Friday, July 10, 2015

Three Short Stories Exploring Profound Loneliness

Title: Death of a Traveling Salesman
Author: Eudora Welty
Where I read it: The Oxford Book of the American South


R.J. Bowman, a traveling salesman, lives in a string of impersonal hotels with no one to help care for him when he's sick. His life hasn't made an impression on anyone. After almost driving his car off a cliff in a backwoods area, he finds himself, shaken and unwell, in the home of two people who live primitively. But even in that impoverished home, he discovers intimacy - an unspoken, simple closeness between people.
These people cherished something here that he could not see, they withheld some ancient promise of food and warmth and light.
Although they're hospitable to him, he remains outside the circle of domestic warmth. And he wonders why he doesn't have such warmth in his own life. It's a simple thing, found even in the most remote places, so why not in his life? What he's seeing is basic to life but absent from him; how is he still alive?

Title: The Museum
Author: Leila Aboulela
Where I read it: The Anchor Book of Modern African Stories


Shadia, a Sudanese woman, attends a graduate program in statistics in Aberdeen. Throughout the story, she suffers from a lack of connection to anyone. What she misses most about home aren't the people (including a fiancé who talks at her over the phone); it's the familiar places and experiences of day-to-day living she's homesick for.
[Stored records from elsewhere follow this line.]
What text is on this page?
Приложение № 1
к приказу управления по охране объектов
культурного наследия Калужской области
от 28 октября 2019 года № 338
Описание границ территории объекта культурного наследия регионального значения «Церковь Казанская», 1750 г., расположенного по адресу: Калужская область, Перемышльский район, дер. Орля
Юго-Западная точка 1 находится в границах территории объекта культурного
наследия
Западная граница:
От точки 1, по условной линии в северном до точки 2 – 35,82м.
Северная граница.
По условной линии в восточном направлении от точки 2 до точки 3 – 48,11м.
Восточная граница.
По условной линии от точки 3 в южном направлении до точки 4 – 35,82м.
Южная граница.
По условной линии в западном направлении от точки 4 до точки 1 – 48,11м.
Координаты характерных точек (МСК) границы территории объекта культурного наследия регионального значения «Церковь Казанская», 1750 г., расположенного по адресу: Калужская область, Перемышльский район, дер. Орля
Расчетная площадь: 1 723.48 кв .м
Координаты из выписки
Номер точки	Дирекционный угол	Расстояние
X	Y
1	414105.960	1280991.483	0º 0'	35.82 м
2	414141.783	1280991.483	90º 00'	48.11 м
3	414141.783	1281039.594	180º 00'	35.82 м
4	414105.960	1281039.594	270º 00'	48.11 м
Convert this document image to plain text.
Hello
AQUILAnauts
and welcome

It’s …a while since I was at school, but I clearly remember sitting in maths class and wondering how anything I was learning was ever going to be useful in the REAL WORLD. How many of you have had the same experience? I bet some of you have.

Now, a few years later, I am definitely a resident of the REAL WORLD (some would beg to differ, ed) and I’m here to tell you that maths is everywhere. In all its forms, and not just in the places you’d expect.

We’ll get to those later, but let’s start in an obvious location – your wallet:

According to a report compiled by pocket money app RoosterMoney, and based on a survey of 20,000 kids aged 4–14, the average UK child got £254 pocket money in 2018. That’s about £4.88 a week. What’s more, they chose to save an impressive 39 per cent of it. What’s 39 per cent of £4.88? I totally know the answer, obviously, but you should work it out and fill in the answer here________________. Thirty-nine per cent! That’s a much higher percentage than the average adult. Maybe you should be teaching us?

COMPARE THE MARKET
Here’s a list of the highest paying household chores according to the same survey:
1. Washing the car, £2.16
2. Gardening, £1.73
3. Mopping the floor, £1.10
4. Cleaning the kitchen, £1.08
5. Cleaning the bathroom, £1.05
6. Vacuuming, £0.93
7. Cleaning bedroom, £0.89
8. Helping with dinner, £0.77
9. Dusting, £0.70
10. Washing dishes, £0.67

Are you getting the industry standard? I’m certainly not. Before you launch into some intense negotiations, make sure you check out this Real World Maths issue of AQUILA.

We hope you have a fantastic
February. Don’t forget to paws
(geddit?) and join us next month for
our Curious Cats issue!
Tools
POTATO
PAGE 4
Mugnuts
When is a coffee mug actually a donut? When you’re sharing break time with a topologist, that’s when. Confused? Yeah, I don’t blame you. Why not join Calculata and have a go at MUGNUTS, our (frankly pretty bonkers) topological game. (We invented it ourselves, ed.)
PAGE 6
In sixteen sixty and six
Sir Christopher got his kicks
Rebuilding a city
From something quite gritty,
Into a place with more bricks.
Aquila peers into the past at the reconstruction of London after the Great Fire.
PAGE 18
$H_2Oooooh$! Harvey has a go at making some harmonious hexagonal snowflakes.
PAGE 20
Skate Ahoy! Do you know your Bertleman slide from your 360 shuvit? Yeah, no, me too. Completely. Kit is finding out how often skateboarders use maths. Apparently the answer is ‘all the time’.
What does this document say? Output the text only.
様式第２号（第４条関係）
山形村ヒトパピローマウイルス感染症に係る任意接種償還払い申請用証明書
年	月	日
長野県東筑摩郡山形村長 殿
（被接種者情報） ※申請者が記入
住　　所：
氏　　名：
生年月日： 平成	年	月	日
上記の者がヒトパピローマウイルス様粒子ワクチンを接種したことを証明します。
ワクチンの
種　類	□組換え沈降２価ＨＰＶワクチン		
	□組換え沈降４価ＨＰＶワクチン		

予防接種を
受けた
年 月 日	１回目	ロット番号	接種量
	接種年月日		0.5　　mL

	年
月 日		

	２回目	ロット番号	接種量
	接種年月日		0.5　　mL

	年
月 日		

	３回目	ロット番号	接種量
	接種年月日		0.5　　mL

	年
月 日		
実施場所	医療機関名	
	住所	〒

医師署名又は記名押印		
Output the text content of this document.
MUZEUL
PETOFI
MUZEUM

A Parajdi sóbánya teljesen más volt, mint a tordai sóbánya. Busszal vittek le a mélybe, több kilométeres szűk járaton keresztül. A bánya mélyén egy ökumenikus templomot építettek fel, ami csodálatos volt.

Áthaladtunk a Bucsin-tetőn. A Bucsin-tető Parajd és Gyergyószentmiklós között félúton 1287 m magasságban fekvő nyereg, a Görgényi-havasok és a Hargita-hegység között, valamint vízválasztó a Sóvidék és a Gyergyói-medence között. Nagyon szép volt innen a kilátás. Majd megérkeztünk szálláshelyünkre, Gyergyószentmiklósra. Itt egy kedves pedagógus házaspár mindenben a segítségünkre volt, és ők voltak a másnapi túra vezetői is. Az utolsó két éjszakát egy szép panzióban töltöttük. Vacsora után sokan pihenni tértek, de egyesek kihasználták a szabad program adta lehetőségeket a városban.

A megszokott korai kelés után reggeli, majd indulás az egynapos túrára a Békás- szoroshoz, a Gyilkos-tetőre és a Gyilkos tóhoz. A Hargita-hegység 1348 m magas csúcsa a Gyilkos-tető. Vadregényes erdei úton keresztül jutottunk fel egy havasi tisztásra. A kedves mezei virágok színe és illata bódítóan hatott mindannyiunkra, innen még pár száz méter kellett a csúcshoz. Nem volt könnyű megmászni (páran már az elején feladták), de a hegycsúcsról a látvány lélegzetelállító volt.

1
It's not as if home is in all ways attractive to her. At home, there are people - like her mother and her fiancĂ© – who try to pin her down, make sure her life fits a certain mold. (At one point, she mentions childhood visits with her father, who had left her mother years before, and how she enjoyed those visits because he kept mixing her up with her sisters; she could pretend to be different things with him, because he didn't have a fixed idea of who she was or should be.)

At the same time, Scotland is alien to her. In the course of the story, she develops a tentative friendship with a classmate, Bryan. Bryan's interest in her leads him to try to understand her culture and do some things that would make him more appealing to her. However, there's the possibility that Bryan, who hasn't traveled much but really wants to get out of Aberdeen, is attracted to her because she's exotic and represents an escape. How much about her can he understand?

At the end, he tries to shows his willingness to understand by inviting her to a local museum where there's an exhibit on Africa. But it's a jarring visit for Shadia, because the exhibit focuses on the exploits of European visitors and the kinds of animals one would see on the African continent. Where are the people? There's nothing of life at home that she recognizes.

Shadia's life is in a state of suspension between cultures, and no one seems to know who she is and what she really wants (and it's not as if she's clear on that herself). She misses home, but there are traps waiting for her there - stifling relationships. Could she make a home in Scotland and also open Bryan's eyes more? Or would that be too difficult, maybe even impossible for her?

Title: The Prospect from the Silver Hills
Author: Jim Crace
Where I read it: The Art of the Story


The main character struck me as already odd and alone when he starts his isolated job. He works as an agent for a company that's prospecting for precious stones and valuable metals in a remote region. His job is to examine samples of earth that have been dug out to see if there's anything promising in them.

But what does it mean that he's odd, and how does this oddness intensify? He imagines a wife and family for himself. He doesn't fit in with the work crew, who initially make some attempts to socialize with him. And how he experiences the land is increasingly at odds with how the company wants him to see it. He develops a sensual appreciation of what's dug out of the earth, and he restores it in unique, aesthetically pleasing ways.
A stone of apple-green he removed and walked with it into the valley where in a cave there were lichens of the same colour. A fistful of grit he scattered in the grass so that it fell amongst the leaf joints like sleet.
His sense of what is valuable no longer has anything to do with what other people find valuable. He's concerned with what looks good, what fits, and whether a place seems whole and restored.

He sees things in the land that no one else sees. He's cut himself off from other people and established his own world and his own system of values. That's his loneliness, his madness and vision. It highlights some of the arbitrariness in the values other people assign to things. Maybe this lonely man saw no way to find the things he valued within established society, so he made a world of his own - and, through isolation and sleeplessness and his own vision, he found a home permanently there. Until he's one with the hills, like a figure in folklore, not entirely human.

(As I was writing about this last story, it brought to mind Virginia Woolf's "Solid Objects," which I wrote about here. There's a similarity in the characters' obsessions about what they find in the earth, and the increased disconnect from society and its values.)